OLYMPIA — After inmates earlier this month initiated a nonviolent food strike at Clallam Bay Corrections Center, prison officials transferred three dozen of the men to other facilities.

Washington Department of Corrections (DOC) officials have said the move was needed because of information suggesting that those advocating for the strike might hurt inmates who didn’t participate.

Now, five of the men who were transferred are suing DOC and top prison officials. Filed Tuesday in Thurston County Superior Court, the lawsuit claims that after being moved to the Washington State Penitentiary in Walla Walla, they and 10 others were put in solitary confinement for no reason.

“Though requested on a number of occasions, Defendants have refused to provide Plaintiffs with any evidence suggesting that Plaintiffs have done anything to justify their transfer from (Clallam Bay Corrections Center) or their ongoing placement in solitary confinement,” according to the lawsuit.

Attorneys for Columbia Legal Services are representing the plaintiffs.

Among those named as defendants are Corrections Secretary Stephen Sinclair and Robert Herzog, the agency’s assistant secretary who oversees the prisons.

The suit claims DOC infringed on the men’s state constitutional rights, including for cruel punishment and violating due process.


The legal action is the latest clash in a series of food strikes and general discontent over the quality of food and other conditions in Washington’s prisons.

“They are already being punished by being in prison, so it’s wrong for them to be mistreated while they’re doing their time,” said Shaniyah Frazier, whose father was transferred and held in solitary confinement, according to a news release from Columbia Legal Services.

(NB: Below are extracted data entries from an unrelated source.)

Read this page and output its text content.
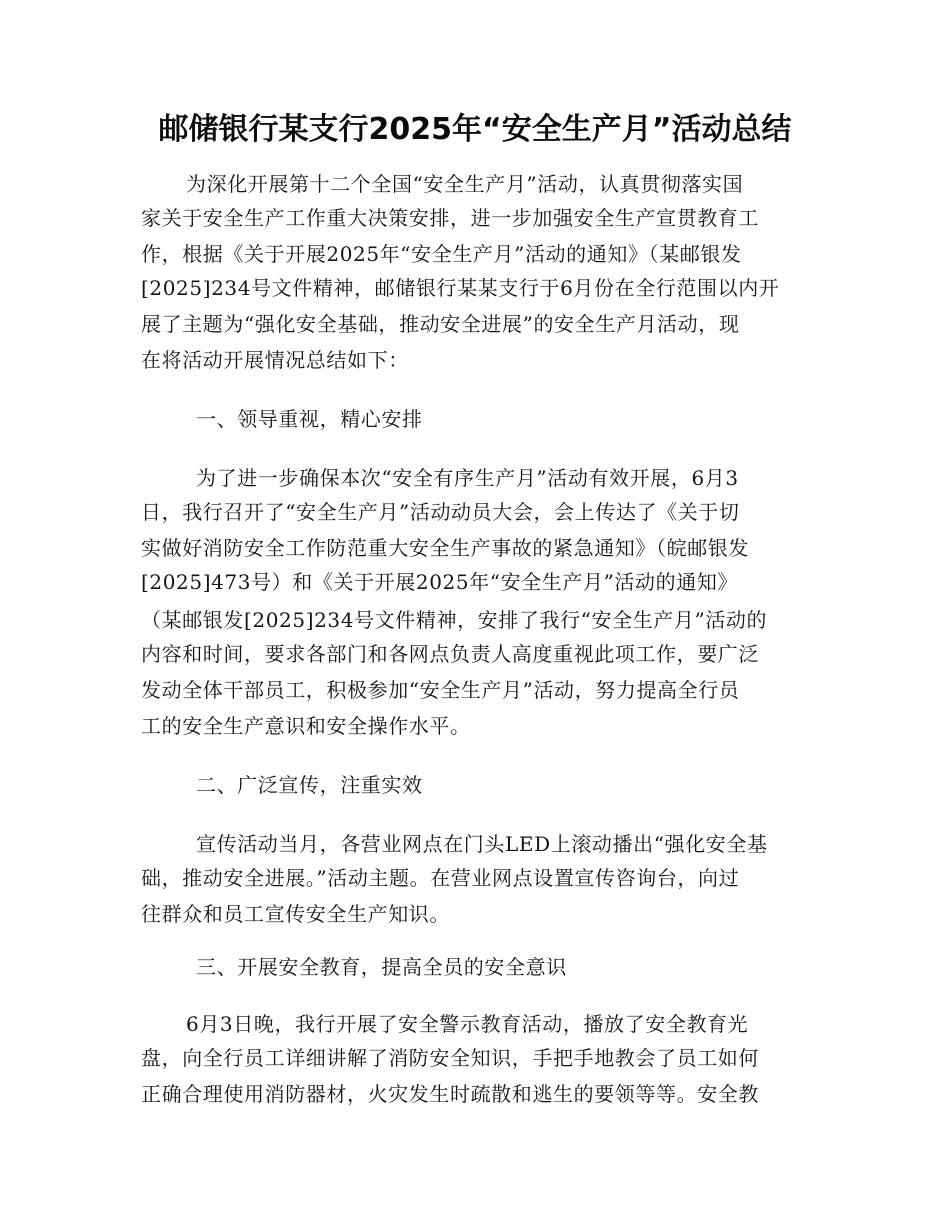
邮储银行某支行2025年“安全生产月”活动总结
为深化开展第十二个全国“安全生产月”活动，认真贯彻落实国
家关于安全生产工作重大决策安排，进一步加强安全生产宣贯教育工
作，根据《关于开展2025年“安全生产月”活动的通知》（某邮银发
[2025]234号文件精神，邮储银行某某支行于6月份在全行范围以内开
展了主题为“强化安全基础，推动安全进展”的安全生产月活动，现
在将活动开展情况总结如下：
一、领导重视，精心安排
为了进一步确保本次“安全有序生产月”活动有效开展，6月3
日，我行召开了“安全生产月”活动动员大会，会上传达了《关于切
实做好消防安全工作防范重大安全生产事故的紧急通知》（皖邮银发
[2025]473号）和《关于开展2025年“安全生产月”活动的通知》
（某邮银发[2025]234号文件精神，安排了我行“安全生产月”活动的
内容和时间，要求各部门和各网点负责人高度重视此项工作，要广泛
发动全体干部员工，积极参加“安全生产月”活动，努力提高全行员
工的安全生产意识和安全操作水平。
二、广泛宣传，注重实效
宣传活动当月，各营业网点在门头LED上滚动播出“强化安全基
础，推动安全进展。”活动主题。在营业网点设置宣传咨询台，向过
往群众和员工宣传安全生产知识。
三、开展安全教育，提高全员的安全意识
6月3日晚，我行开展了安全警示教育活动，播放了安全教育光
盘，向全行员工详细讲解了消防安全知识，手把手地教会了员工如何
正确合理使用消防器材，火灾发生时疏散和逃生的要领等等。安全教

The men who filed the lawsuit are asking for restitution, to be released from solitary confinement and to get property returned that they say DOC took after they transferred out of Clallam Bay, among other things.

In a statement Wednesday, Herzog said that “One of DOC’s paramount duties is to maintain safe institutions where incarcerated individuals can participate in rehabilitative programming without being subjected to intimidation or threats of violence.”

But, in the months leading up to the strike, DOC “received information from multiple sources that groups advocating for the strike would punish with violence individuals who refused to participate,” Herzog said in prepared remarks.

To defuse the situation and allow for further investigation, “the Department identified 15 individuals thought to be involved in advocating for the strike and for enforcement of it through threats or intimidation, and placed those individuals in administrative segregation while the investigation continued,” he said.

Herzog said the agency doesn’t publicly share intelligence surrounding prison decisions and specific inmates. One of the five plaintiffs has since been released from solitary confinement, according to DOC spokeswoman Janelle Guthrie.

Found on the northwest corner of the Olympic Peninsula, Clallam Bay Corrections Center houses approximately 850 medium and maximum-security male inmates.